How do I efficiently cache objects in Java using available RAM?
I've heard of stuff like EHCache, but it seems quite heavy-weight for what I need, and I'm not sure if it is fast enough for my application (remembering that the solution can't be dramatically slower than a HashMap).
I really don't know if one can say that EHCache is heavy-weight. At least, I do not consider EHCache as such, especially when using a Memory Store (which is backed by an extended LinkedHashMap
and is of course the the fastest caching option). You should give it a try.
I believe MapMaker
is going to be the only reasonable way to get what you're asking for. If "the GC begins to thrash and the whole app's performance deteriorates dramatically," you should spend some time properly setting the various tuning parameters. This document may seem a little intimidating at first, but it's actually written very clearly and is a goldmine of helpful information about GC:
https://www.oracle.com/technetwork/java/javase/memorymanagement-whitepaper-150215.pdf
I've implemented serval caches and it's probably as difficult as implementing a new datasource or threadpool, my recommendation is use jboss-cache or a another well known caching lib. So you will sleep well without issues
I've got similar requirements to you - concurrency (on 2 hexacore CPUs) and LRU or similar - and also tried Guava MapMaker. I found softValues() much slower than weakValues(), but both made my app excruciatingly slow when memory filled up.

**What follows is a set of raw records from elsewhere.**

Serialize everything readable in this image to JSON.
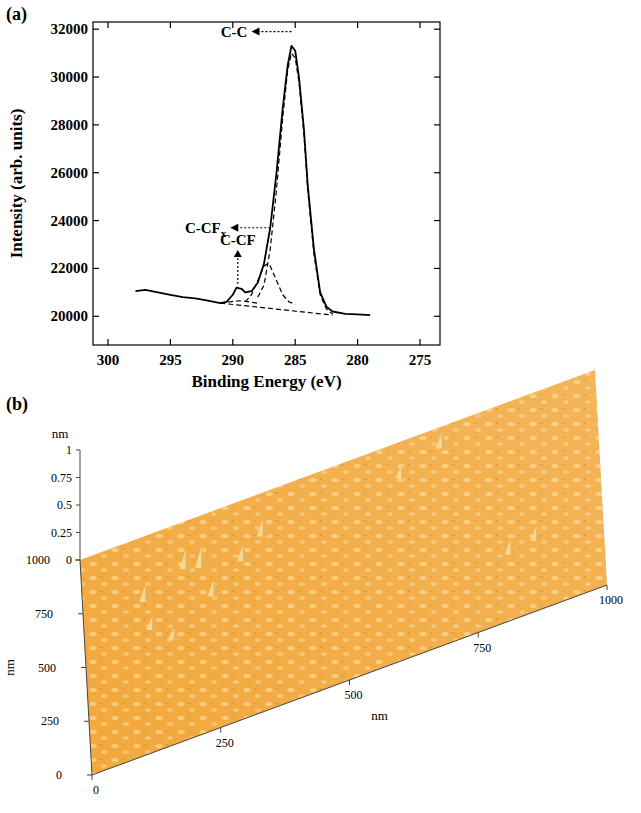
{
  "chart_data": [
    {
      "type": "line",
      "label": "(a)",
      "xlabel": "Binding Energy (eV)",
      "ylabel": "Intensity (arb. units)",
      "xlim": [
        301.2,
        273.4
      ],
      "ylim": [
        18800,
        32300
      ],
      "xticks": [
        300,
        295,
        290,
        285,
        280,
        275
      ],
      "yticks": [
        20000,
        22000,
        24000,
        26000,
        28000,
        30000,
        32000
      ],
      "series": [
        {
          "color": "#000000",
          "line_style": "solid",
          "x": [
            297.8,
            297,
            296,
            295,
            294,
            293,
            292,
            291,
            290.5,
            290,
            289.7,
            289.3,
            289,
            288.5,
            288,
            287.5,
            287,
            286.5,
            286,
            285.6,
            285.3,
            285,
            284.7,
            284.3,
            284,
            283.5,
            283,
            282.5,
            282,
            281,
            280,
            279
          ],
          "values": [
            21050,
            21100,
            21000,
            20900,
            20800,
            20750,
            20650,
            20550,
            20600,
            20900,
            21200,
            21150,
            21000,
            21050,
            21400,
            22200,
            23700,
            26000,
            28700,
            30500,
            31300,
            31100,
            30000,
            27800,
            25500,
            22800,
            21000,
            20400,
            20200,
            20100,
            20080,
            20050
          ]
        },
        {
          "color": "#000000",
          "line_style": "dashed",
          "x": [
            288,
            287.5,
            287,
            286.5,
            286,
            285.6,
            285.3,
            285,
            284.7,
            284.3,
            284,
            283.5,
            283,
            282.5,
            282
          ],
          "values": [
            20800,
            21300,
            22800,
            25300,
            28300,
            30300,
            31000,
            30800,
            29800,
            27600,
            25300,
            22600,
            20900,
            20300,
            20100
          ]
        },
        {
          "color": "#000000",
          "line_style": "dashed",
          "x": [
            289,
            288.5,
            288,
            287.5,
            287.2,
            287,
            286.5,
            286,
            285.5,
            285
          ],
          "values": [
            20600,
            20900,
            21500,
            22100,
            22200,
            22100,
            21500,
            20900,
            20600,
            20500
          ]
        },
        {
          "color": "#000000",
          "line_style": "dashed",
          "x": [
            291,
            290,
            289.5,
            289,
            288
          ],
          "values": [
            20550,
            20620,
            20650,
            20620,
            20550
          ]
        },
        {
          "color": "#000000",
          "line_style": "dashed",
          "x": [
            291,
            282
          ],
          "values": [
            20550,
            20050
          ]
        }
      ],
      "annotations": [
        {
          "text": "C-C",
          "x": 285.3,
          "y": 31900,
          "arrow": "left"
        },
        {
          "text": "C-CF",
          "sub": "x",
          "x": 287.0,
          "y": 23700,
          "arrow": "left"
        },
        {
          "text": "C-CF",
          "x": 289.6,
          "y": 21350,
          "arrow": "up"
        }
      ]
    },
    {
      "type": "surface",
      "label": "(b)",
      "xlabel": "nm",
      "ylabel": "nm",
      "zlabel": "nm",
      "color": "#f2a83c",
      "xlim": [
        0,
        1000
      ],
      "ylim": [
        0,
        1000
      ],
      "zlim": [
        0,
        1
      ],
      "xticks": [
        0,
        250,
        500,
        750,
        1000
      ],
      "yticks": [
        0,
        250,
        500,
        750,
        1000
      ],
      "zticks": [
        0,
        0.25,
        0.5,
        0.75,
        1
      ],
      "points": {
        "x": [
          120,
          200,
          230,
          310,
          350,
          700,
          620,
          130,
          250,
          820,
          870,
          170
        ],
        "y": [
          700,
          780,
          760,
          720,
          800,
          900,
          830,
          560,
          610,
          300,
          320,
          480
        ],
        "z": [
          0.15,
          0.18,
          0.2,
          0.15,
          0.15,
          0.15,
          0.12,
          0.12,
          0.14,
          0.14,
          0.13,
          0.1
        ]
      }
    }
  ]
}
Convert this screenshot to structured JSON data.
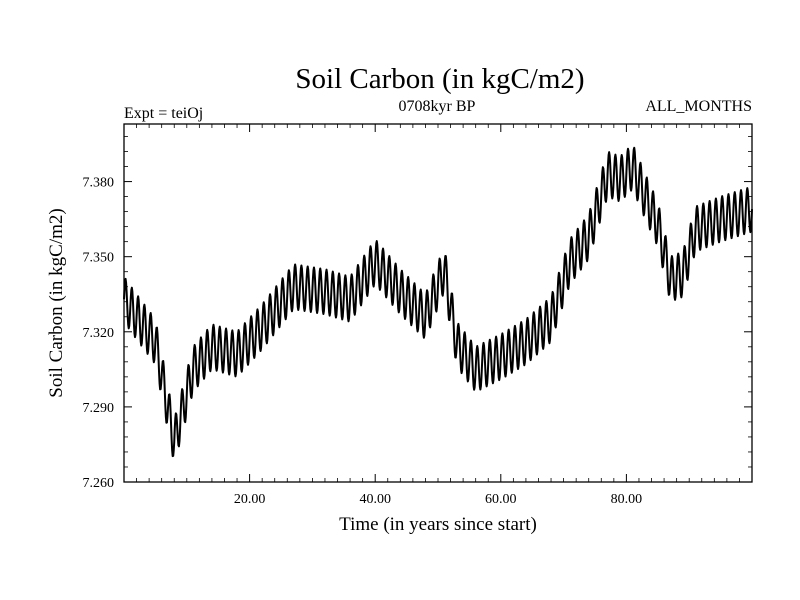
{
  "chart_data": {
    "type": "line",
    "title": "Soil Carbon (in kgC/m2)",
    "subtitle_left": "Expt = teiOj",
    "subtitle_center": "0708kyr BP",
    "subtitle_right": "ALL_MONTHS",
    "xlabel": "Time (in years since start)",
    "ylabel": "Soil Carbon (in kgC/m2)",
    "xlim": [
      0,
      100
    ],
    "ylim": [
      7.26,
      7.403
    ],
    "xticks": [
      20,
      40,
      60,
      80
    ],
    "xtick_labels": [
      "20.00",
      "40.00",
      "60.00",
      "80.00"
    ],
    "yticks": [
      7.26,
      7.29,
      7.32,
      7.35,
      7.38
    ],
    "ytick_labels": [
      "7.260",
      "7.290",
      "7.320",
      "7.350",
      "7.380"
    ],
    "grid": false,
    "series": [
      {
        "name": "Soil Carbon",
        "color": "#000000",
        "seasonal_amplitude": 0.009,
        "trend_x": [
          0,
          2,
          5,
          8,
          11,
          14,
          18,
          22,
          27,
          32,
          36,
          40,
          44,
          48,
          51,
          53,
          56,
          60,
          64,
          68,
          71,
          74,
          77,
          79,
          81,
          83,
          85,
          87,
          89,
          91,
          95,
          100
        ],
        "trend_y": [
          7.333,
          7.326,
          7.316,
          7.276,
          7.305,
          7.314,
          7.311,
          7.322,
          7.338,
          7.336,
          7.333,
          7.348,
          7.336,
          7.326,
          7.345,
          7.315,
          7.305,
          7.31,
          7.316,
          7.325,
          7.348,
          7.358,
          7.383,
          7.381,
          7.386,
          7.374,
          7.363,
          7.341,
          7.343,
          7.361,
          7.365,
          7.369
        ]
      }
    ]
  }
}
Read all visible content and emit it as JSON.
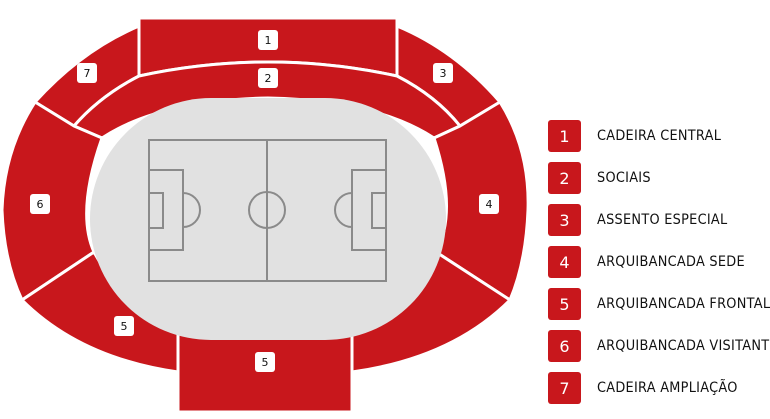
{
  "colors": {
    "sector": "#c8171c",
    "field": "#e1e1e1",
    "field_lines": "#8a8a8a",
    "label_box": "#ffffff"
  },
  "sectors": [
    {
      "id": 1,
      "label": "1"
    },
    {
      "id": 2,
      "label": "2"
    },
    {
      "id": 3,
      "label": "3"
    },
    {
      "id": 4,
      "label": "4"
    },
    {
      "id": 5,
      "label": "5"
    },
    {
      "id": 6,
      "label": "6"
    },
    {
      "id": 7,
      "label": "7"
    }
  ],
  "legend": {
    "items": [
      {
        "number": "1",
        "label": "CADEIRA CENTRAL"
      },
      {
        "number": "2",
        "label": "SOCIAIS"
      },
      {
        "number": "3",
        "label": "ASSENTO ESPECIAL"
      },
      {
        "number": "4",
        "label": "ARQUIBANCADA SEDE"
      },
      {
        "number": "5",
        "label": "ARQUIBANCADA FRONTAL"
      },
      {
        "number": "6",
        "label": "ARQUIBANCADA VISITANTE"
      },
      {
        "number": "7",
        "label": "CADEIRA AMPLIAÇÃO"
      }
    ]
  }
}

I tried WeakHashMap and it was less problematic, oddly even faster than using LinkedHashMap as an LRU cache via its removeEldestEntry() method.
But by the fastest for me is ConcurrentLinkedHashMap which has made my app 3-4 (!!) times faster than any other cache I tried. Joy, after days of frustration! It's apparently been incorporated into Guava's MapMaker, but the LRU feature isn't in Guava r07 at any rate. Hope it works for you.